THE SILVER CASE: What Is Uehara Kamui?

Screenshot from Videodrome. Max aiming a gun at the camera, killing his former colleagues.

Multiple plot elements resemble not just “KamuiDrome” but The Silver Case overall. The surreal conspiracy and counter-conspiracy disorient the audience until what happens in Videodrome is impossible to entirely explain, resembling the tangle of competing interests manipulating data and “criminal information” in the 24 Wards. In the same way that different hidden interest groups manipulate the violence of Videodrome to control the public and brainwash assassins on the false pretext of revolution, different interest groups manipulate the third Kamui to control people with promises of revolution and liberation.

“KamuiDrome” updates the television channel into a chan-like BBS, Kamui Net, and replaces quaint TV with the internet (and still a quaint version of it compared to what now exists). Kamui Net users are crude and hostile to outsiders. They might worship Format Kamui but, instead of displaying political or ideological awareness, regard him with the consumer shallowness they might “worship” a pop idol: “Kamui has been deified and is worshipped here. It’s kind of like the people who were really into [Baian Sayaka].” Online users hound Baian to the point of suicide. By analogy, the view of Kamui is unsavory, unhealthy, and unproductive.

Screenshot of "AI." Tokio has typed, "This place is huge and weird. Kamui has been deified and is worshipped here. It's kind of like the people who were really into Sayaka Baian.

"Kamui Net is just totally full of shit. Even if there were something there with any amount of meaning, it would be impossible to actually find it. Kamui Net is now deteriorating. Is Kamui hiding out here?"

Like Max, Oldman and Neutral’s fate occurs off-screen. After the countdown, they are never seen again. The “imaginary girl” tells Akira that Oldman and Neutral have traveled into an alternate dimension where the number 7 is not prime and indicates she is going there next, though what this means physically is unclear. Max most likely splatters his brains believing he will undergo a “total transformation.” “To become the new flesh, you first have to kill the old flesh” (1:24:53–1:24:57). Given Max’s delusional suicide, the implications of Oldman and Neutral’s journey into another dimension do not bode well for them.

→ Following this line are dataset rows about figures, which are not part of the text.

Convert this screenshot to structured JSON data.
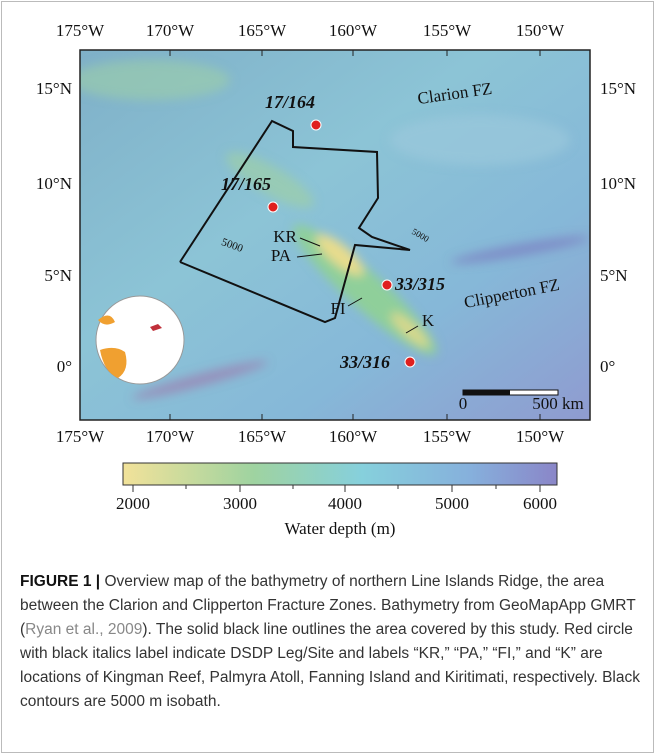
{
  "figure": {
    "lon_labels": [
      "175°W",
      "170°W",
      "165°W",
      "160°W",
      "155°W",
      "150°W"
    ],
    "lat_labels": [
      "15°N",
      "10°N",
      "5°N",
      "0°"
    ],
    "sites": [
      "17/164",
      "17/165",
      "33/315",
      "33/316"
    ],
    "places": [
      "KR",
      "PA",
      "FI",
      "K"
    ],
    "zones": [
      "Clarion FZ",
      "Clipperton FZ"
    ],
    "contour_labels": [
      "5000",
      "5000"
    ],
    "scale_labels": [
      "0",
      "500 km"
    ],
    "colorbar": {
      "ticks": [
        "2000",
        "3000",
        "4000",
        "5000",
        "6000"
      ],
      "title": "Water depth (m)"
    }
  },
  "caption": {
    "label": "FIGURE 1 |",
    "text_before": " Overview map of the bathymetry of northern Line Islands Ridge, the area between the Clarion and Clipperton Fracture Zones. Bathymetry from GeoMapApp GMRT (",
    "citation": "Ryan et al., 2009",
    "text_after": "). The solid black line outlines the area covered by this study. Red circle with black italics label indicate DSDP Leg/Site and labels “KR,” “PA,” “FI,” and “K” are locations of Kingman Reef, Palmyra Atoll, Fanning Island and Kiritimati, respectively. Black contours are 5000 m isobath."
  }
}
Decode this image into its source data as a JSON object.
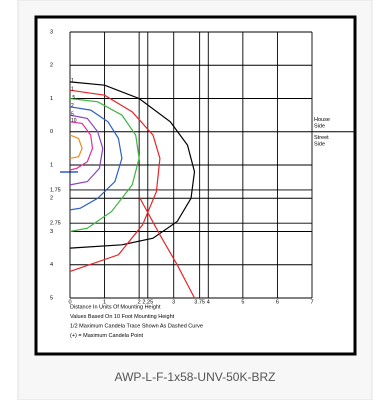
{
  "caption": "AWP-L-F-1x58-UNV-50K-BRZ",
  "chart_data": {
    "type": "isofootcandle",
    "xlim": [
      0,
      7
    ],
    "xticks": [
      0,
      1,
      2,
      2.25,
      3,
      3.75,
      4,
      5,
      6,
      7
    ],
    "ylim": [
      5,
      -3
    ],
    "yticks": [
      {
        "value": -3,
        "label": "3"
      },
      {
        "value": -2,
        "label": "2"
      },
      {
        "value": -1,
        "label": "1"
      },
      0,
      1,
      1.75,
      2,
      2.75,
      3,
      4,
      5
    ],
    "grid": true,
    "house_side": [
      "House",
      "Side"
    ],
    "street_side": [
      "Street",
      "Side"
    ],
    "notes": [
      "Distance In Units Of Mounting Height",
      "Values Based On 10 Foot Mounting Height",
      "1/2 Maximum Candela Trace Shown As Dashed Curve",
      "(+) = Maximum Candela Point"
    ],
    "series": [
      {
        "label": "1",
        "color": "#000000",
        "x": [
          0,
          1,
          2,
          2.9,
          3.4,
          3.6,
          3.5,
          3.1,
          2.4,
          1.5,
          0
        ],
        "y": [
          -1.5,
          -1.4,
          -1.0,
          -0.3,
          0.4,
          1.2,
          2.0,
          2.7,
          3.2,
          3.4,
          3.5
        ]
      },
      {
        "label": "1",
        "color": "#e8242a",
        "x": [
          0,
          1,
          1.8,
          2.4,
          2.6,
          2.5,
          2.1,
          1.4,
          0
        ],
        "y": [
          -1.25,
          -1.1,
          -0.6,
          0.1,
          0.8,
          1.8,
          2.8,
          3.7,
          4.2
        ]
      },
      {
        "color": "#e8242a",
        "x": [
          2.0,
          2.6,
          3.1,
          3.6
        ],
        "y": [
          1.95,
          3.1,
          4.0,
          5.0
        ]
      },
      {
        "label": ".5",
        "color": "#3cb53c",
        "x": [
          0,
          0.8,
          1.5,
          1.9,
          2.0,
          1.8,
          1.2,
          0.5,
          0
        ],
        "y": [
          -1,
          -0.9,
          -0.5,
          0.1,
          0.8,
          1.6,
          2.4,
          2.9,
          3.0
        ]
      },
      {
        "label": "2",
        "color": "#2d5fc4",
        "x": [
          0,
          0.6,
          1.1,
          1.4,
          1.5,
          1.3,
          0.8,
          0.3,
          0
        ],
        "y": [
          -0.75,
          -0.65,
          -0.3,
          0.2,
          0.8,
          1.5,
          2.0,
          2.3,
          2.35
        ]
      },
      {
        "label": "5",
        "color": "#8e44c4",
        "x": [
          0,
          0.5,
          0.8,
          0.95,
          0.85,
          0.5,
          0
        ],
        "y": [
          -0.5,
          -0.4,
          0,
          0.5,
          1.1,
          1.5,
          1.6
        ]
      },
      {
        "label": "10",
        "color": "#e0309c",
        "x": [
          0,
          0.35,
          0.6,
          0.65,
          0.5,
          0.2,
          0
        ],
        "y": [
          -0.3,
          -0.25,
          0.1,
          0.5,
          0.9,
          1.1,
          1.15
        ]
      },
      {
        "color": "#f08c1e",
        "x": [
          0,
          0.25,
          0.35,
          0.25,
          0
        ],
        "y": [
          0.1,
          0.2,
          0.5,
          0.75,
          0.8
        ]
      }
    ]
  }
}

Still from Videodrome. On a TV set, Max holds a gun to his head. His expression suggests a mystical experience. The gun is sealed to his hand with metal cords and an additional layer of uneven wet, brown flesh.

What can be definitively considered are the effects of the Method Tank “revolution,” which plainly is not a revolution, not a social transformation, but instead a widespread terrorist act. In “AI,” Tokio diagnoses Furuya and other Kamui Net suckers as naïve kids who mistake “truth” for reality: “They look up to the world of ‘truth’. They think that’s the same as freedom. They mix up reality and fiction.” They never heed Kusabi’s warning that “truth” and “facts” are different. Furuya is Format Kamui in the same way he is an analogue to Max Kenn: a patsy who thinks he finds special knowledge on new media that instead brainwashes him into abandoning his life to serve the interests of power through violence. The Method Tank ultimately serves power as some part of the TRO/CCO and FSO plots. Hence Central orders the HC Unit not to investigate or stop it.